The European Union, Canada, Brazil, and the United Kingdom have airline delay compensation rules. Major U.S. airlines currently do not guarantee cash compensation for significant groundings.
The Department of Transportation said Friday that abandoning the compensation plan would “enable airlines to compete on the services and compensation they provide to passengers, rather than imposing new minimum requirements for service and compensation through regulations that would impose significant costs on airlines.”
new rules
The Department of Transportation also announced in September that it was considering reversing Biden’s regulation that required airlines and ticket companies to disclose service fees in addition to airfares.
The bill would also create new rules detailing the definition of flight cancellations that would allow consumers to get ticket refunds, and it also plans to reduce the regulatory burden on airlines and ticket agents by revising rules around ticket pricing and advertising.

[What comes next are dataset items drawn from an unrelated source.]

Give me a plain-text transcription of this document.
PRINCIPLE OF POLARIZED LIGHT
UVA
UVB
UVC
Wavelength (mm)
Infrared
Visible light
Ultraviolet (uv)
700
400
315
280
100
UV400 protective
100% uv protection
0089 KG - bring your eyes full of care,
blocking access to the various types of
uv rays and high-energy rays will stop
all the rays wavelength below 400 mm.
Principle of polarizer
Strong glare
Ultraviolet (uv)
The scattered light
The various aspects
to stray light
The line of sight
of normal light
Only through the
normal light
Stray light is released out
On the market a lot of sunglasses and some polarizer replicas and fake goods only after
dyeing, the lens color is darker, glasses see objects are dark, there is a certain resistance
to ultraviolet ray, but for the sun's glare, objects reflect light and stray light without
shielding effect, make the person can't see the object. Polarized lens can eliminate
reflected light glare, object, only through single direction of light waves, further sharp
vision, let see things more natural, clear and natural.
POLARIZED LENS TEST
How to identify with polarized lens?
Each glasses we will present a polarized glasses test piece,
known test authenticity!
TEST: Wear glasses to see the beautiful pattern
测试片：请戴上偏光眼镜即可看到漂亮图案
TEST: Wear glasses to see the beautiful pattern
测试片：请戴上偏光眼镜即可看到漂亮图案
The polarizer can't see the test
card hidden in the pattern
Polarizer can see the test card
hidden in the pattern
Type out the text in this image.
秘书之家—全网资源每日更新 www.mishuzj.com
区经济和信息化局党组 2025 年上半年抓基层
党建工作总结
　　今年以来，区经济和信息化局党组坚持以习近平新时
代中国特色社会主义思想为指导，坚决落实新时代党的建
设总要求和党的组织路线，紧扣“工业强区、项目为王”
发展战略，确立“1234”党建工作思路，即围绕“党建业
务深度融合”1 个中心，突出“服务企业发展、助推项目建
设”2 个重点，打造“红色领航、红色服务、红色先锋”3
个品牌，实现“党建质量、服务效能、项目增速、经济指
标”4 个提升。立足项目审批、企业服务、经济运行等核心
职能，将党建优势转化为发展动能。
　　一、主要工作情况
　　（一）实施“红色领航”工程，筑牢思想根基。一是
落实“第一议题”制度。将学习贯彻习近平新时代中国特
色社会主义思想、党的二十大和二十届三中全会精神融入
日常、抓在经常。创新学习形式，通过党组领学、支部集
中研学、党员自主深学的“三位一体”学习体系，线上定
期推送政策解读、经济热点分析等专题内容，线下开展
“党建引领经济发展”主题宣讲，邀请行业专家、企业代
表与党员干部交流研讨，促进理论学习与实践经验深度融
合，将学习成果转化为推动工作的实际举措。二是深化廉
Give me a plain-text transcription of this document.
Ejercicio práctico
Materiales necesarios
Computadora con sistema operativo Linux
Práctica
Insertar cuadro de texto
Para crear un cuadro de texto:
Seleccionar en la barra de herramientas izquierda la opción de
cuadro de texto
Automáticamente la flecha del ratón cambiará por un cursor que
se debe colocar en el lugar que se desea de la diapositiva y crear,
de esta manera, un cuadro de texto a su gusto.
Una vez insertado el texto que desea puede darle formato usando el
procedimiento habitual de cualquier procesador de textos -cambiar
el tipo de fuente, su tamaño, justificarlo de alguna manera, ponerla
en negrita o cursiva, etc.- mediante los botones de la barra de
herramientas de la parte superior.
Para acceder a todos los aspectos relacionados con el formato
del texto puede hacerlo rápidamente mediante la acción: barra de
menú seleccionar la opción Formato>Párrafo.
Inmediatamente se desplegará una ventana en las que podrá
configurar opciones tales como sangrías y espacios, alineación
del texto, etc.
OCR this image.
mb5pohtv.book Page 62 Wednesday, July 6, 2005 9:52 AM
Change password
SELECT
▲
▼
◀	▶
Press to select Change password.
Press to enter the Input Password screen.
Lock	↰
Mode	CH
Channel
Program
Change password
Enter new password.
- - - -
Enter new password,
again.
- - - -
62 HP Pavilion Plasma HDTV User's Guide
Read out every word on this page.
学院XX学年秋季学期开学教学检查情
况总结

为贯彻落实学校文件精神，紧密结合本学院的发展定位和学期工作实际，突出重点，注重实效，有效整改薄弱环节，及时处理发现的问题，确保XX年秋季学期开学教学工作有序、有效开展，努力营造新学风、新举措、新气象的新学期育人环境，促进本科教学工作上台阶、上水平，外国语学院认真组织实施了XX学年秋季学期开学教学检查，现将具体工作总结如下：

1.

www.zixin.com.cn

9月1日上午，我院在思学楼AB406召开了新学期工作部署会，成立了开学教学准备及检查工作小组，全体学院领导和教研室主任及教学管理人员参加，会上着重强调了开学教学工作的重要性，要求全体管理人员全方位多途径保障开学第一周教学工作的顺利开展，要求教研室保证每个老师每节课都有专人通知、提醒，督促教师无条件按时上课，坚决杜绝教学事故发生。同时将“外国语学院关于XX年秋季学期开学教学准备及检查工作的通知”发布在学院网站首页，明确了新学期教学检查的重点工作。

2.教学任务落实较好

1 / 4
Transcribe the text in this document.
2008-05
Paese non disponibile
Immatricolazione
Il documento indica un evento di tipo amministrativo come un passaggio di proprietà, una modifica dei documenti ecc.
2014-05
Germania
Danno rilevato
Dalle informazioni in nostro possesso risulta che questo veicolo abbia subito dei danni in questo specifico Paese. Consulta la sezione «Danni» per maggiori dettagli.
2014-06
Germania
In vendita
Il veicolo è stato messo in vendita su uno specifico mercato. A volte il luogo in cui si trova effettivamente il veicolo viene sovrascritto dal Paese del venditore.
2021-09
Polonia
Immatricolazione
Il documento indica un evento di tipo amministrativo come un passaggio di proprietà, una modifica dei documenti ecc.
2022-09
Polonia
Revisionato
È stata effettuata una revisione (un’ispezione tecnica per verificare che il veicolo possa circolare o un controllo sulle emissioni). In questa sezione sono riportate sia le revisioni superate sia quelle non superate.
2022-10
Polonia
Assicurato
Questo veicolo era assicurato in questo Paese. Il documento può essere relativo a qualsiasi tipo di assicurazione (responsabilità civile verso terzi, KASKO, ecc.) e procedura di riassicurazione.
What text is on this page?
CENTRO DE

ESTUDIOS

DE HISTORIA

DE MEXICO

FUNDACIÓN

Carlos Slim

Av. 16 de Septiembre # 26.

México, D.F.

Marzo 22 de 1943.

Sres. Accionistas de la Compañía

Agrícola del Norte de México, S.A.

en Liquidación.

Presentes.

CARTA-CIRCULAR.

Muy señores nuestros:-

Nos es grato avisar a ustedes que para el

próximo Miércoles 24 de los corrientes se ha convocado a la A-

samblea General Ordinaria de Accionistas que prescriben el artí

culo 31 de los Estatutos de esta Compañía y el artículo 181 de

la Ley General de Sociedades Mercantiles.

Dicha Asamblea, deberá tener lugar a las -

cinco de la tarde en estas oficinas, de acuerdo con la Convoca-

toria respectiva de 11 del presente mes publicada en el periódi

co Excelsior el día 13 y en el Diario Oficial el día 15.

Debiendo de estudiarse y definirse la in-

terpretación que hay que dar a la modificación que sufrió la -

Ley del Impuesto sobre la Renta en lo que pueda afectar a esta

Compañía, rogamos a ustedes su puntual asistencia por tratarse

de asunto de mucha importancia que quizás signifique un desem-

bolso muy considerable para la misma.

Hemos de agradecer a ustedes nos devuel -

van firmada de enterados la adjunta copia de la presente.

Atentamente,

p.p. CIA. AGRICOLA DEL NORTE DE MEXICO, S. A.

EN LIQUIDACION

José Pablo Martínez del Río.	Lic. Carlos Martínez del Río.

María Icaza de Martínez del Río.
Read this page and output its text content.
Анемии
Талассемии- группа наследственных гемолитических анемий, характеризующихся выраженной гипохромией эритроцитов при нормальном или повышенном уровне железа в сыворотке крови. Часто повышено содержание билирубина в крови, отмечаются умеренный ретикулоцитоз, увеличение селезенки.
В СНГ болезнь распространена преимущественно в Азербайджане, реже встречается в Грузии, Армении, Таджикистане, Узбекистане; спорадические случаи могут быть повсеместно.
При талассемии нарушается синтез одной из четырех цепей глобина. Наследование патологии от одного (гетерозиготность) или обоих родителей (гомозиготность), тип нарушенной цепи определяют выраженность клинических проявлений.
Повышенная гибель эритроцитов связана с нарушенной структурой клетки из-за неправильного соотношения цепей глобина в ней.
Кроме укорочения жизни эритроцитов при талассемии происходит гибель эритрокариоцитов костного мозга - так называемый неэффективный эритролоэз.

The ministry did not respond to Al Jazeera’s request for comment.
Al Jazeera also reached out to Buttigieg, the man behind the now-defunct policy, but did not receive a response.
On Wall Street, most airline stocks were still trading below market opening prices, but were trending higher in intraday trading. American Airlines fell 1.2%, United Airlines fell 1% and Delta Air Lines fell 1.3%. JetBlue fell 3.6% on the day. Southwest fell 0.2%.
The airline industry is still dealing with delays and cancellations caused by the U.S. government shutdown that ended Wednesday. There are still 1,000 delays and 615 cancellations for flights to, from, and within the United States, according to FlightAware, a platform that tracks flight cancellations around the world.